Applaudissements et boutons « J’aime » de Facebook
(Baonghean) - En 2013, le prix Ig Nobel (une parodie du prix Nobel) a été créé pour récompenser dix réalisations qui « font d'abord rire, puis réfléchir ». Parmi elles, le prix de la paix a été décerné au président biélorusse Alexandre Loukachenko pour avoir interdit les applaudissements publics, et à la police du pays pour avoir « arrêté un homme manchot pour avoir applaudi ».

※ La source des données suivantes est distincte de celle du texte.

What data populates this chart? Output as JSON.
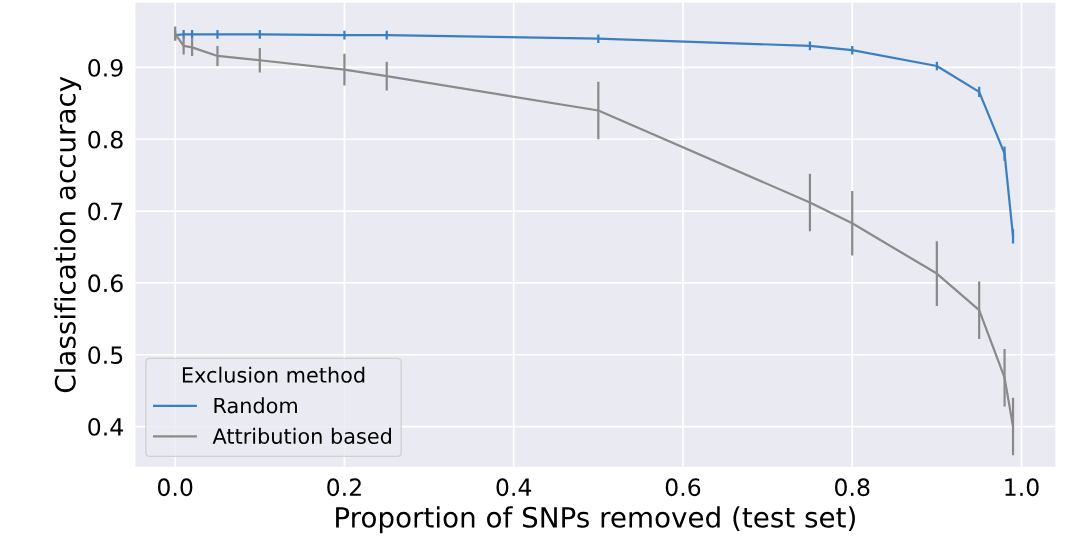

Les applaudissements expriment généralement l'approbation, l'appréciation, le soutien, etc. Cependant, ils ne conservent pas toujours leur valeur et leur signification initiales. Parfois, lors d'un concert symphonique, des applaudissements trop nourris peuvent agacer le chef d'orchestre ; d'autres fois, ils peuvent déconcentrer un athlète en pleine action de tir. Les applaudissements peuvent aussi être un moyen subtil de faire taire une personne trop bavarde sur scène.
J'ai assisté une fois à un concert dans une petite salle, devant seulement quelques centaines de personnes. Ce soir-là, le chanteur interpréta sa dernière chanson alors qu'il était plus de 23 heures à Hanoï. Il salua, mais les longs et retentissants applaudissements du public le retinrent sur scène. Tandis que les musiciens, d'un signe de tête, demandaient à partir, le chanteur resta pour chanter une dernière chanson, remerciant le public de son enthousiasme.
Parfois, en regardant des émissions de télévision, j'ai pitié des présentateurs. Certains s'époumonent à crier pour inciter les téléspectateurs à applaudir, mais ils n'obtiennent en retour que quelques applaudissements forcés. Blâmer les téléspectateurs est une chose, mais il arrive que les artistes ou les présentateurs soient trop ambitieux quant aux applaudissements. Certains chanteurs, après chaque couplet, hurlent vers le public, suppliant : « Applaudissez, tout le monde ! »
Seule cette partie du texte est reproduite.